Mi tatarabuela conoció a Picasso cuando este aún no era famoso. En ese entonces ella trabajaba como mesera en un café parisino.
El pintor ordenó un croissant para acompañar su bebida. Al terminar su merienda pagó la cuenta y se marchó. Creo que no tenía mucho dinero, ya que no dejó propina.
En una servilleta de papel hizo un retrato de ella. Fueron solo unos trazos, pero bien precisos. Le oscureció el cabello con algunas de las gotas del líquido que quedaban en el fondo de la taza.

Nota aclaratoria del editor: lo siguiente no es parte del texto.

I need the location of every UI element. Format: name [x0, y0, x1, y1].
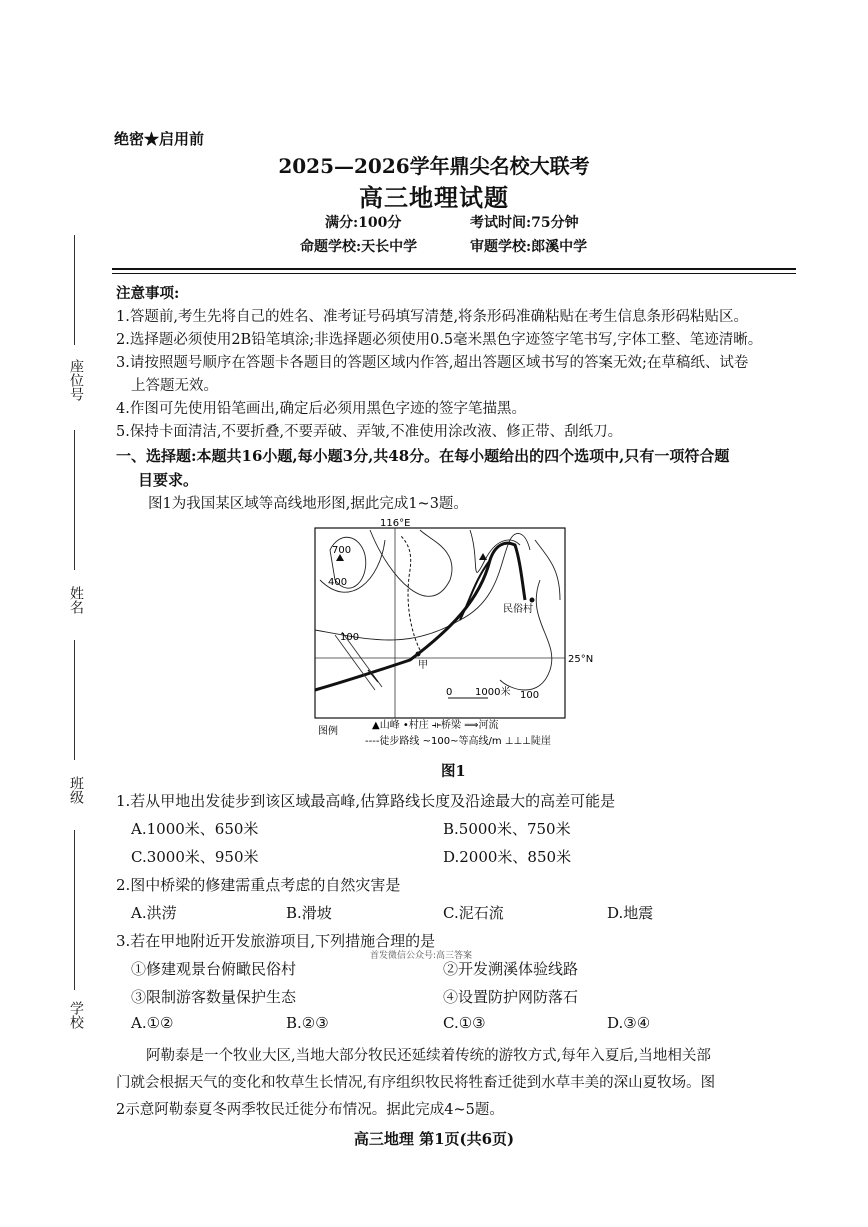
q1-option-b[interactable]: B.5000米、750米	[443, 820, 571, 838]
name-label: 姓名	[68, 586, 84, 614]
school-label: 学校	[68, 1001, 84, 1029]
q2-option-b[interactable]: B.滑坡	[286, 904, 332, 922]
q2-option-d[interactable]: D.地震	[607, 904, 654, 922]
notice-item: 1.答题前,考生先将自己的姓名、准考证号码填写清楚,将条形码准确粘贴在考生信息条形码粘贴区。	[116, 309, 749, 325]
q3-option-b[interactable]: B.②③	[286, 1014, 329, 1032]
q3-option-a[interactable]: A.①②	[131, 1014, 174, 1032]
confidential-mark: 绝密★启用前	[114, 130, 205, 148]
q3-option-d[interactable]: D.③④	[607, 1014, 651, 1032]
figure-intro: 图1为我国某区域等高线地形图,据此完成1~3题。	[148, 496, 468, 512]
side-line	[74, 430, 75, 570]
class-label: 班级	[68, 776, 84, 804]
scale-zero: 0	[446, 687, 453, 698]
contour-label-400: 400	[328, 577, 348, 588]
header-rule	[112, 268, 796, 270]
question-3-stem: 3.若在甲地附近开发旅游项目,下列措施合理的是	[116, 932, 436, 950]
contour-label-100: 100	[520, 690, 540, 701]
notice-item: 2.选择题必须使用2B铅笔填涂;非选择题必须使用0.5毫米黑色字迹签字笔书写,字体工整、笔迹清晰。	[116, 332, 763, 348]
time-info: 考试时间:75分钟	[470, 215, 579, 231]
question-1-stem: 1.若从甲地出发徒步到该区域最高峰,估算路线长度及沿途最大的高差可能是	[116, 792, 616, 810]
q1-option-a[interactable]: A.1000米、650米	[131, 820, 259, 838]
q2-option-a[interactable]: A.洪涝	[131, 904, 177, 922]
page-footer: 高三地理 第1页(共6页)	[353, 1130, 515, 1148]
exam-title: 2025—2026学年鼎尖名校大联考	[278, 154, 590, 178]
peak-elevation: 700	[332, 545, 352, 556]
contour-map-figure	[310, 518, 594, 760]
village-icon	[416, 652, 421, 657]
legend-row2: ----徒步路线 ~100~等高线/m ⊥⊥⊥陡崖	[365, 736, 551, 747]
q3-option-c[interactable]: C.①③	[443, 1014, 486, 1032]
passage-line: 2示意阿勒泰夏冬两季牧民迁徙分布情况。据此完成4~5题。	[116, 1102, 504, 1118]
latitude-label: 25°N	[568, 654, 594, 665]
side-line	[74, 640, 75, 760]
q1-option-d[interactable]: D.2000米、850米	[443, 848, 572, 866]
passage-line: 阿勒泰是一个牧业大区,当地大部分牧民还延续着传统的游牧方式,每年入夏后,当地相关部	[146, 1048, 711, 1064]
jia-label: 甲	[418, 660, 428, 671]
q3-item-2: ②开发溯溪体验线路	[443, 960, 579, 978]
q3-item-3: ③限制游客数量保护生态	[131, 988, 297, 1006]
village-label: 民俗村	[503, 604, 533, 615]
side-line	[74, 235, 75, 345]
notice-item: 5.保持卡面清洁,不要折叠,不要弄破、弄皱,不准使用涂改液、修正带、刮纸刀。	[116, 424, 623, 440]
contour-label-100: 100	[340, 632, 360, 643]
legend-title: 图例	[318, 726, 338, 737]
passage-line: 门就会根据天气的变化和牧草生长情况,有序组织牧民将牲畜迁徙到水草丰美的深山夏牧场。图	[116, 1075, 716, 1091]
question-2-stem: 2.图中桥梁的修建需重点考虑的自然灾害是	[116, 876, 401, 894]
side-line	[74, 830, 75, 990]
author-school: 命题学校:天长中学	[300, 239, 418, 255]
q3-item-4: ④设置防护网防落石	[443, 988, 579, 1006]
notice-item: 上答题无效。	[131, 378, 218, 394]
notice-title: 注意事项:	[116, 285, 180, 302]
section-heading: 一、选择题:本题共16小题,每小题3分,共48分。在每小题给出的四个选项中,只有一项符合题	[116, 447, 730, 465]
village-icon	[530, 598, 535, 603]
scale-label: 1000米	[475, 687, 511, 698]
notice-item: 4.作图可先使用铅笔画出,确定后必须用黑色字迹的签字笔描黑。	[116, 401, 526, 417]
notice-item: 3.请按照题号顺序在答题卡各题目的答题区域内作答,超出答题区域书写的答案无效;在草稿纸、试卷	[116, 355, 749, 371]
q3-item-1: ①修建观景台俯瞰民俗村	[131, 960, 297, 978]
longitude-label: 116°E	[380, 518, 411, 529]
watermark: 首发微信公众号:高三答案	[370, 951, 473, 961]
subject-title: 高三地理试题	[359, 183, 509, 212]
reviewer-school: 审题学校:郎溪中学	[470, 239, 588, 255]
score-info: 满分:100分	[325, 215, 402, 231]
header-rule-thin	[112, 273, 796, 274]
section-heading-cont: 目要求。	[138, 471, 199, 489]
q1-option-c[interactable]: C.3000米、950米	[131, 848, 259, 866]
seat-label: 座位号	[68, 359, 84, 401]
q2-option-c[interactable]: C.泥石流	[443, 904, 504, 922]
legend-row1: ▲山峰 •村庄 ⟛桥梁 ⟹河流	[372, 720, 499, 731]
figure-caption: 图1	[441, 763, 466, 780]
peak-icon	[479, 553, 487, 560]
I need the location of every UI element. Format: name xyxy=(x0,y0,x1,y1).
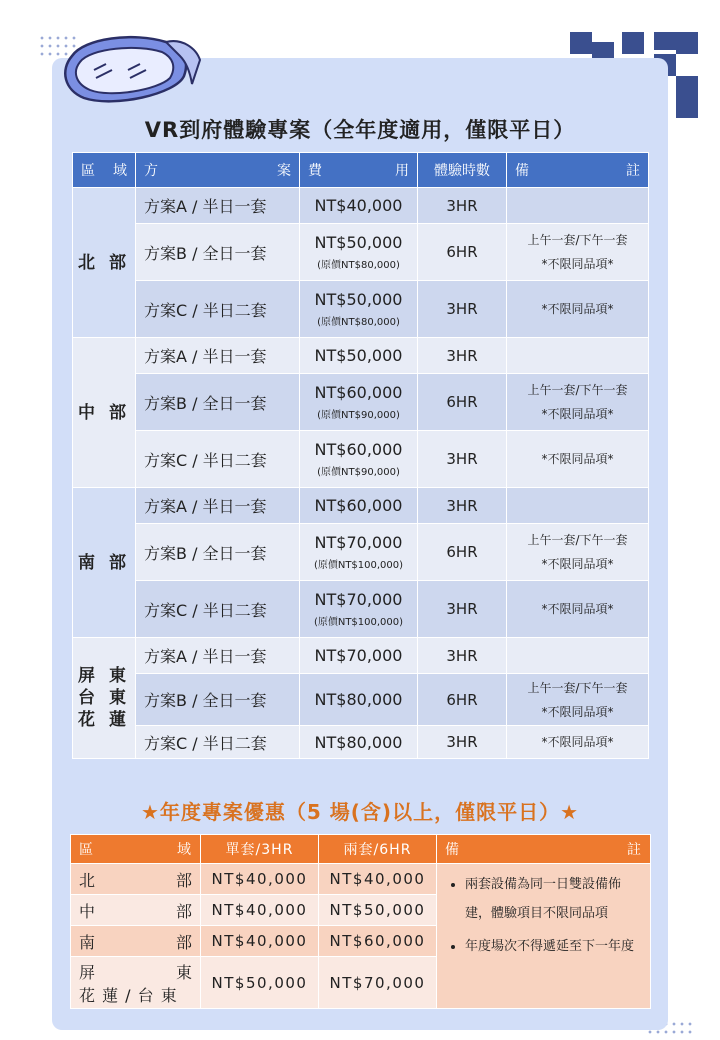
promo-notes: • 兩套設備為同一日雙設備佈建，體驗項目不限同品項 • 年度場次不得遞延至下一年度 xyxy=(437,864,651,1009)
page-title: VR到府體驗專案（全年度適用，僅限平日） xyxy=(144,118,576,142)
table-row: 北 部 方案A / 半日一套 NT$40,000 3HR xyxy=(73,188,649,224)
table-row: 方案B / 全日一套 NT$70,000 (原價NT$100,000) 6HR 上午一套/下午一套 *不限同品項* xyxy=(73,524,649,581)
table-row: 南 部 NT$40,000 NT$60,000 xyxy=(71,926,651,957)
table-row: 中 部 NT$40,000 NT$50,000 xyxy=(71,895,651,926)
table-row: 方案B / 全日一套 NT$80,000 6HR 上午一套/下午一套 *不限同品項* xyxy=(73,674,649,726)
table-row: 方案C / 半日二套 NT$70,000 (原價NT$100,000) 3HR *不限同品項* xyxy=(73,581,649,638)
header-fee: 費 用 xyxy=(300,153,418,188)
table-row: 屏 東 花 蓮 / 台 東 NT$50,000 NT$70,000 xyxy=(71,957,651,1009)
header-region: 區 域 xyxy=(73,153,136,188)
table-row: 南 部 方案A / 半日一套 NT$60,000 3HR xyxy=(73,488,649,524)
header-note: 備 註 xyxy=(507,153,649,188)
region-east: 屏 東 台 東 花 蓮 xyxy=(73,638,136,759)
promo-header-row xyxy=(71,835,651,864)
table-row: 方案C / 半日二套 NT$50,000 (原價NT$80,000) 3HR *不限同品項* xyxy=(73,281,649,338)
promo-table xyxy=(70,834,651,1009)
table-row: 方案B / 全日一套 NT$60,000 (原價NT$90,000) 6HR 上午一套/下午一套 *不限同品項* xyxy=(73,374,649,431)
header-hours: 體驗時數 xyxy=(418,153,507,188)
region-north: 北 部 xyxy=(73,188,136,338)
promo-header-note: 備 註 xyxy=(437,835,651,864)
promo-header-region: 區 域 xyxy=(71,835,201,864)
region-south: 南 部 xyxy=(73,488,136,638)
region-central: 中 部 xyxy=(73,338,136,488)
promo-header-double: 兩套/6HR xyxy=(319,835,437,864)
table-row: 中 部 方案A / 半日一套 NT$50,000 3HR xyxy=(73,338,649,374)
promo-header-single: 單套/3HR xyxy=(201,835,319,864)
table-row: 方案B / 全日一套 NT$50,000 (原價NT$80,000) 6HR 上午一套/下午一套 *不限同品項* xyxy=(73,224,649,281)
table-row: 北 部 NT$40,000 NT$40,000 • 兩套設備為同一日雙設備佈建，體驗項目不限同品項 • 年度場次不得遞延至下一年度 xyxy=(71,864,651,895)
table-row: 方案C / 半日二套 NT$80,000 3HR *不限同品項* xyxy=(73,726,649,759)
promo-title: ★年度專案優惠（5 場(含)以上，僅限平日）★ xyxy=(140,800,580,824)
vr-headset-icon xyxy=(54,26,204,112)
table-header-row xyxy=(73,153,649,188)
pricing-table xyxy=(72,152,649,759)
table-row: 方案C / 半日二套 NT$60,000 (原價NT$90,000) 3HR *不限同品項* xyxy=(73,431,649,488)
header-plan: 方 案 xyxy=(136,153,300,188)
table-row: 屏 東 台 東 花 蓮 方案A / 半日一套 NT$70,000 3HR xyxy=(73,638,649,674)
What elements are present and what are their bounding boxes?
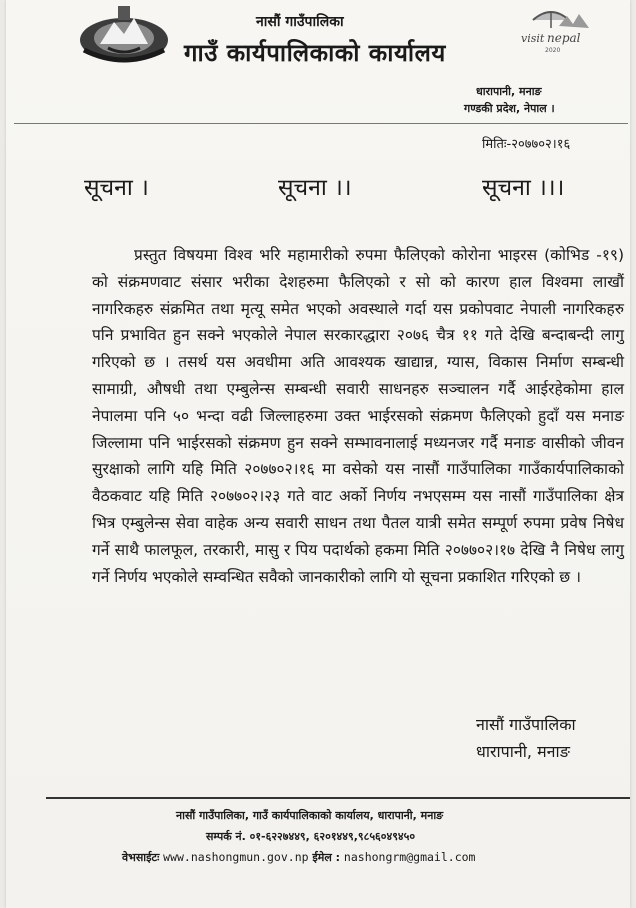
svg-text:2020: 2020 — [545, 47, 561, 54]
header-divider — [14, 123, 628, 124]
address-line-2: गण्डकी प्रदेश, नेपाल । — [464, 102, 555, 115]
signature-line-2: धारापानी, मनाङ — [476, 742, 570, 761]
footer-contact — [206, 829, 415, 844]
address-line-1: धारापानी, मनाङ — [476, 85, 542, 98]
nepal-government-emblem-icon — [78, 4, 170, 66]
email-link[interactable]: nashongrm@gmail.com — [343, 850, 476, 864]
notice-heading-2: सूचना ।। — [278, 175, 352, 201]
palika-name: नासौं गाउँपालिका — [256, 14, 344, 30]
notice-heading-3: सूचना ।।। — [482, 175, 565, 201]
contact-label: सम्पर्क नं. — [206, 830, 246, 843]
notice-heading-1: सूचना । — [84, 175, 149, 201]
footer-web — [122, 850, 475, 865]
website-label: वेभसाईटः — [122, 851, 160, 864]
email-label: ईमेल : — [312, 851, 341, 864]
website-link[interactable]: www.nashongmun.gov.np — [163, 850, 309, 864]
visit-nepal-logo — [519, 2, 599, 58]
footer-office: नासौं गाउँपालिका, गाउँ कार्यपालिकाको कार्यालय, धारापानी, मनाङ — [176, 809, 444, 822]
svg-text:visit: visit — [521, 32, 545, 45]
svg-text:nepal: nepal — [547, 31, 581, 45]
office-title: गाउँ कार्यपालिकाको कार्यालय — [184, 39, 446, 67]
notice-body: प्रस्तुत विषयमा विश्व भरि महामारीको रुपमा फैलिएको कोरोना भाइरस (कोभिड -१९) को संक्रमणवाट संसार भरीका देशहरुमा फैलिएको र सो को कारण हाल विश्वमा लाखौं नागरिकहरु संक्रमित तथा मृत्यू समेत भएको अवस्थाले गर्दा यस प्रकोपवाट नेपाली नागरिकहरु पनि प्रभावित हुन सक्ने भएकोले नेपाल सरकारद्धारा २०७६ चैत्र ११ गते देखि बन्दाबन्दी लागु गरिएको छ । तसर्थ यस अवधीमा अति आवश्यक खाद्यान्न, ग्यास, विकास निर्माण सम्बन्धी सामाग्री, औषधी तथा एम्बुलेन्स सम्बन्धी सवारी साधनहरु सञ्चालन गर्दै आईरहेकोमा हाल नेपालमा पनि ५० भन्दा वढी जिल्लाहरुमा उक्त भाईरसको संक्रमण फैलिएको हुदाँ यस मनाङ जिल्लामा पनि भाईरसको संक्रमण हुन सक्ने सम्भावनालाई मध्यनजर गर्दै मनाङ वासीको जीवन सुरक्षाको लागि यहि मिति २०७७०२।१६ मा वसेको यस नासौं गाउँपालिका गाउँकार्यपालिकाको वैठकवाट यहि मिति २०७७०२।२३ गते वाट अर्को निर्णय नभएसम्म यस नासौं गाउँपालिका क्षेत्र भित्र एम्बुलेन्स सेवा वाहेक अन्य सवारी साधन तथा पैतल यात्री समेत सम्पूर्ण रुपमा प्रवेष निषेध गर्ने साथै फालफूल, तरकारी, मासु र पिय पदार्थको हकमा मिति २०७७०२।१७ देखि नै निषेध लागु गर्ने निर्णय भएकोले सम्वन्धित सवैको जानकारीको लागि यो सूचना प्रकाशित गरिएको छ । — [92, 246, 624, 586]
contact-numbers: ०१-६२२७४४९, ६२०१४४९,९८५६०४९४५० — [249, 830, 416, 843]
footer-divider — [46, 797, 630, 799]
signature-line-1: नासौं गाउँपालिका — [476, 715, 576, 734]
notice-date: मितिः-२०७७०२।१६ — [482, 137, 571, 152]
notice-document — [6, 0, 630, 908]
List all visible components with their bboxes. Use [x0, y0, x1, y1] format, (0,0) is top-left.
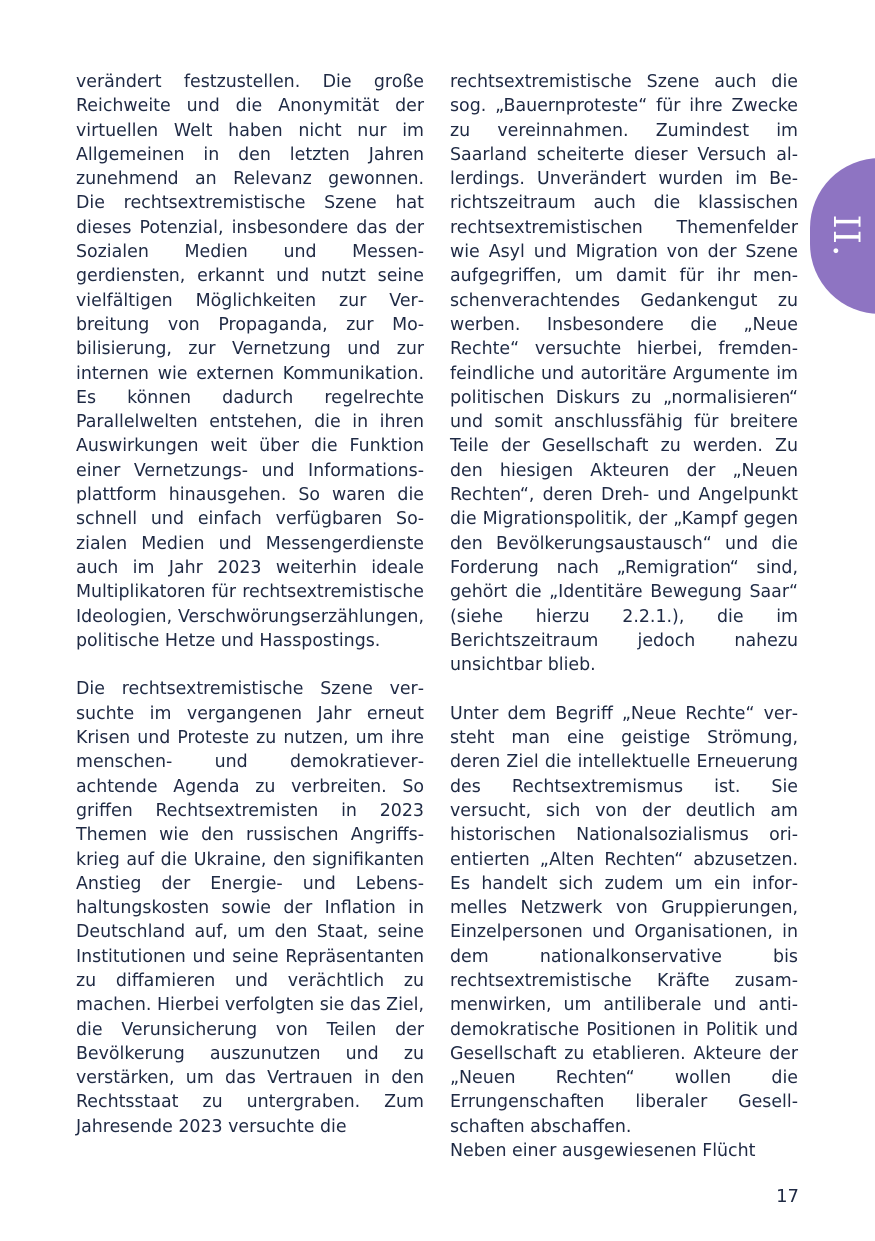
left-column [76, 70, 424, 1139]
body-paragraph: rechtsextremistische Szene auch die sog. „Bauernproteste“ für ihre Zwecke zu vereinnahmen. Zumindest im Saarland scheiterte dieser Versuch allerdings. Unverändert wurden im Berichtszeitraum auch die klassischen rechtsextremistischen Themenfelder wie Asyl und Migration von der Szene aufgegriffen, um damit für ihr menschenverachtendes Gedankengut zu werben. Insbesondere die „Neue Rechte“ versuchte hierbei, fremdenfeindliche und autoritäre Argumente im politischen Diskurs zu „normalisieren“ und somit anschlussfähig für breitere Teile der Gesellschaft zu werden. Zu den hiesigen Akteuren der „Neuen Rechten“, deren Dreh- und Angelpunkt die Migrationspolitik, der „Kampf gegen den Bevölkerungsaustausch“ und die Forderung nach „Remigration“ sind, gehört die „Identitäre Bewegung Saar“ (siehe hierzu 2.2.1.), die im Berichtszeitraum jedoch nahezu unsichtbar blieb. [450, 72, 798, 676]
right-column [450, 70, 798, 1163]
body-paragraph-continuation: Neben einer ausgewiesenen Flücht [450, 1141, 756, 1162]
chapter-tab [810, 158, 875, 314]
body-paragraph: verändert festzustellen. Die große Reichweite und die Anonymität der virtuellen Welt haben nicht nur im Allgemeinen in den letzten Jahren zunehmend an Relevanz gewonnen. Die rechtsextremistische Szene hat dieses Potenzial, insbesondere das der Sozialen Medien und Messengerdiensten, erkannt und nutzt seine vielfältigen Möglichkeiten zur Verbreitung von Propaganda, zur Mobilisierung, zur Vernetzung und zur internen wie externen Kommunikation. Es können dadurch regelrechte Parallelwelten entstehen, die in ihren Auswirkungen weit über die Funktion einer Vernetzungs- und Informationsplattform hinausgehen. So waren die schnell und einfach verfügbaren Sozialen Medien und Messengerdienste auch im Jahr 2023 weiterhin ideale Multiplikatoren für rechtsextremistische Ideologien, Verschwörungserzählungen, politische Hetze und Hasspostings. [76, 72, 424, 651]
body-paragraph: Die rechtsextremistische Szene versuchte im vergangenen Jahr erneut Krisen und Proteste zu nutzen, um ihre menschen- und demokratieverachtende Agenda zu verbreiten. So griffen Rechtsextremisten in 2023 Themen wie den russischen Angriffskrieg auf die Ukraine, den signifikanten Anstieg der Energie- und Lebenshaltungskosten sowie der Inflation in Deutschland auf, um den Staat, seine Institutionen und seine Repräsentanten zu diffamieren und verächtlich zu machen. Hierbei verfolgten sie das Ziel, die Verunsicherung von Teilen der Bevölkerung auszunutzen und zu verstärken, um das Vertrauen in den Rechtsstaat zu untergraben. Zum Jahresende 2023 versuchte die [76, 679, 424, 1137]
chapter-label: II. [824, 214, 866, 258]
page-number: 17 [776, 1186, 799, 1207]
body-paragraph: Unter dem Begriff „Neue Rechte“ versteht man eine geistige Strömung, deren Ziel die intellektuelle Erneuerung des Rechtsextremismus ist. Sie versucht, sich von der deutlich am historischen Nationalsozialismus orientierten „Alten Rechten“ abzusetzen. Es handelt sich zudem um ein informelles Netzwerk von Gruppierungen, Einzelpersonen und Organisationen, in dem nationalkonservative bis rechtsextremistische Kräfte zusammenwirken, um antiliberale und antidemokratische Positionen in Politik und Gesellschaft zu etablieren. Akteure der „Neuen Rechten“ wollen die Errungenschaften liberaler Gesellschaften abschaffen. [450, 703, 798, 1137]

Al limpiar la mesa, vio el dibujo y lo metió en la bolsa del delantal. Hizo una mueca de quien piensa: para qué me puede servir esto. La guardó y se dijo que la pondría en la basura más tarde, solo que olvidó hacerlo.
Su madre encontró el papel antes de lavar el delantal y le preguntó por él. Ella se encogió de hombros y le explicó que un cliente tacaño, o pobre, le había dejado eso a cambio.
A la madre le gustó el detalle y lo colocó dentro de un portarretrato. Ahí permaneció por un siglo, a pesar de las guerras mundiales y de toda la historia que saturó el siglo XX.
El tiempo convierte las cosas en reliquias o en tesoros.